|M.Sc Student||Gofer Aviad|
|Subject||Transport and Compressibility Phenomena in a Two-Phase|
|Department||Department of Aerospace Engineering||Supervisor||Professor Emeritus Alon Gany|
|Full Thesis text - in Hebrew|
This work deals with two main subjects in the field of water-air two-phase flows. The first one focuses on shock wave phenomena in two-phase bubbly flows. Bubbly flows are characterized by relatively high density and high compressibility. One of the resulting features is a very low speed of sound in such medium, within the range of 20-60m/sec (depending on the air volume faction and pressure).
A physical-mathematical model has been developed, based on conservation equations and bubble dynamic equation for a homogenous two-phase water-air bubble mixture. Shock relations as a function of Mach number were developed revealing pressure ratios similar to those in air-only medium (somewhat higher ratios for adiabatic process in the gas bubbles and lower ratios for isothermal process). Bubble radius and hence air volume fraction are found to be smaller after the shock wave.
Shock wave in bubbly flow was found to be much thicker than in air. The higher inertia of the mixture due to its high density results in a few mm to a few cm thick shock wave compared to an order of 10-10m in air flow.
The wave structure is highly dependent on upstream mixture Mach number and Reynolds number (bases on bubble initial radius). A characteristic feature related to the two-phase shock wave structure is the appearance of oscillations of the main properties (pressure, Mach number, gas volume fraction, bubble radius, etc) within the shock until converging into a new equilibrium downstream of the shock wave.
Characteristic cycle time of the oscillations under typical conditions was found to be about 0.2ms, in a close agreement to experiments reported in the literature.
The second subject included in the thesis is the injection of an air layer into the water boundary layer under a flat plate.
This problem was solved using a CFD program - Fluent, with a flat plate length of 0.5m and water flow velocity of 5m/sec.

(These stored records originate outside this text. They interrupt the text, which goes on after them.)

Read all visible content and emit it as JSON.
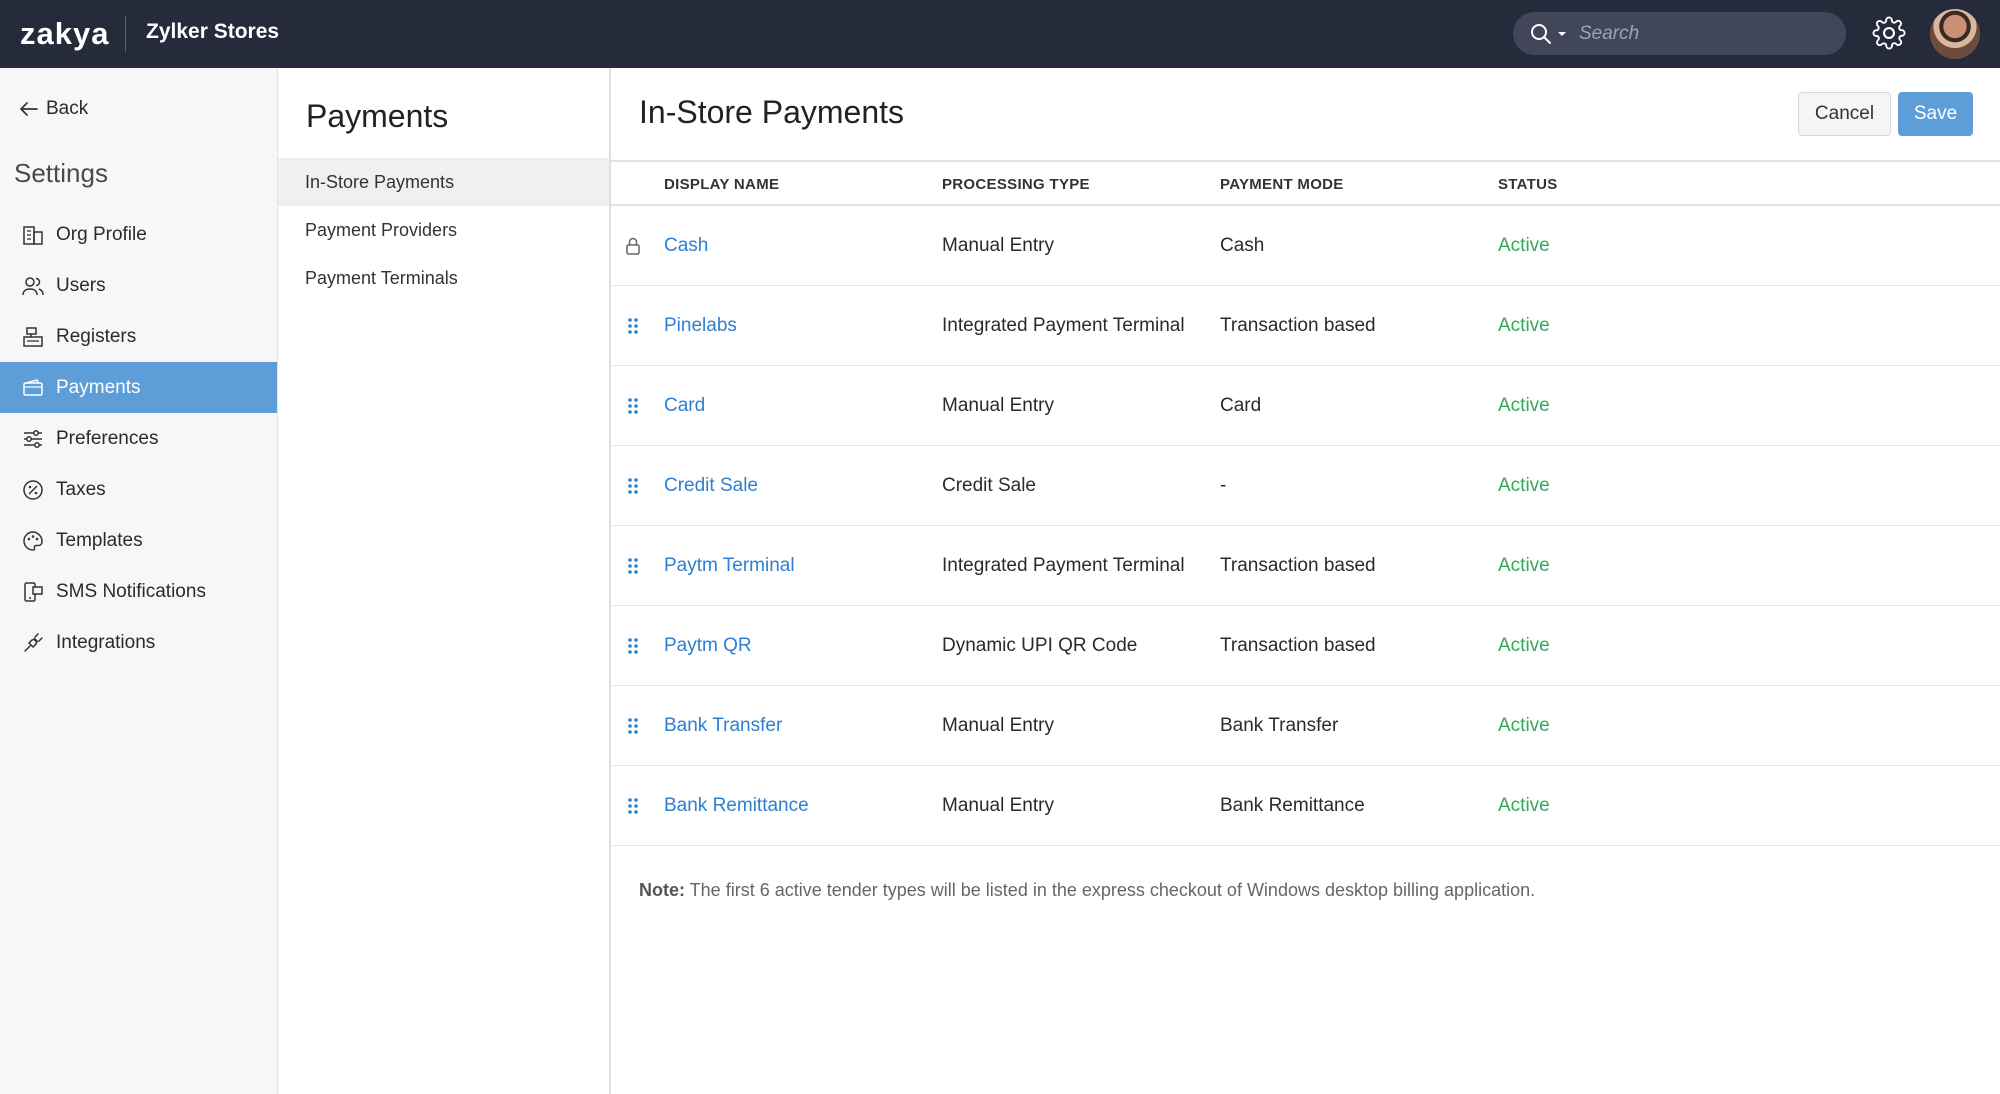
{
  "app": {
    "logo_text": "zakya",
    "org_name": "Zylker Stores"
  },
  "topbar": {
    "search_placeholder": "Search"
  },
  "sidebar": {
    "back_label": "Back",
    "title": "Settings",
    "items": [
      {
        "label": "Org Profile",
        "icon": "building-icon"
      },
      {
        "label": "Users",
        "icon": "users-icon"
      },
      {
        "label": "Registers",
        "icon": "register-icon"
      },
      {
        "label": "Payments",
        "icon": "wallet-icon",
        "active": true
      },
      {
        "label": "Preferences",
        "icon": "sliders-icon"
      },
      {
        "label": "Taxes",
        "icon": "percent-icon"
      },
      {
        "label": "Templates",
        "icon": "palette-icon"
      },
      {
        "label": "SMS Notifications",
        "icon": "sms-icon"
      },
      {
        "label": "Integrations",
        "icon": "plug-icon"
      }
    ]
  },
  "subpanel": {
    "title": "Payments",
    "items": [
      {
        "label": "In-Store Payments",
        "active": true
      },
      {
        "label": "Payment Providers"
      },
      {
        "label": "Payment Terminals"
      }
    ]
  },
  "main": {
    "title": "In-Store Payments",
    "cancel_label": "Cancel",
    "save_label": "Save",
    "columns": [
      "DISPLAY NAME",
      "PROCESSING TYPE",
      "PAYMENT MODE",
      "STATUS"
    ],
    "rows": [
      {
        "name": "Cash",
        "processing": "Manual Entry",
        "mode": "Cash",
        "status": "Active",
        "locked": true
      },
      {
        "name": "Pinelabs",
        "processing": "Integrated Payment Terminal",
        "mode": "Transaction based",
        "status": "Active"
      },
      {
        "name": "Card",
        "processing": "Manual Entry",
        "mode": "Card",
        "status": "Active"
      },
      {
        "name": "Credit Sale",
        "processing": "Credit Sale",
        "mode": "-",
        "status": "Active"
      },
      {
        "name": "Paytm Terminal",
        "processing": "Integrated Payment Terminal",
        "mode": "Transaction based",
        "status": "Active"
      },
      {
        "name": "Paytm QR",
        "processing": "Dynamic UPI QR Code",
        "mode": "Transaction based",
        "status": "Active"
      },
      {
        "name": "Bank Transfer",
        "processing": "Manual Entry",
        "mode": "Bank Transfer",
        "status": "Active"
      },
      {
        "name": "Bank Remittance",
        "processing": "Manual Entry",
        "mode": "Bank Remittance",
        "status": "Active"
      }
    ],
    "note_label": "Note:",
    "note_text": " The first 6 active tender types will be listed in the express checkout of Windows desktop billing application."
  },
  "colors": {
    "topbar": "#262b3c",
    "accent": "#5e9ed8",
    "link": "#2e7fd1",
    "status_active": "#37a65c"
  }
}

Initial conditions before air injection were defined from a steady state solution of a turbulent water boundary layer on a flat plate. The injection of an 0.5mm thick air layer from the plate's leading edge into the water boundary layer at a speed of 5m/sec, was found to cause overall drag reduction of more than 98%.
Though future research should deal with larger plates and longer air injection durations, the study indicates directions for drag reduction in marine vessels.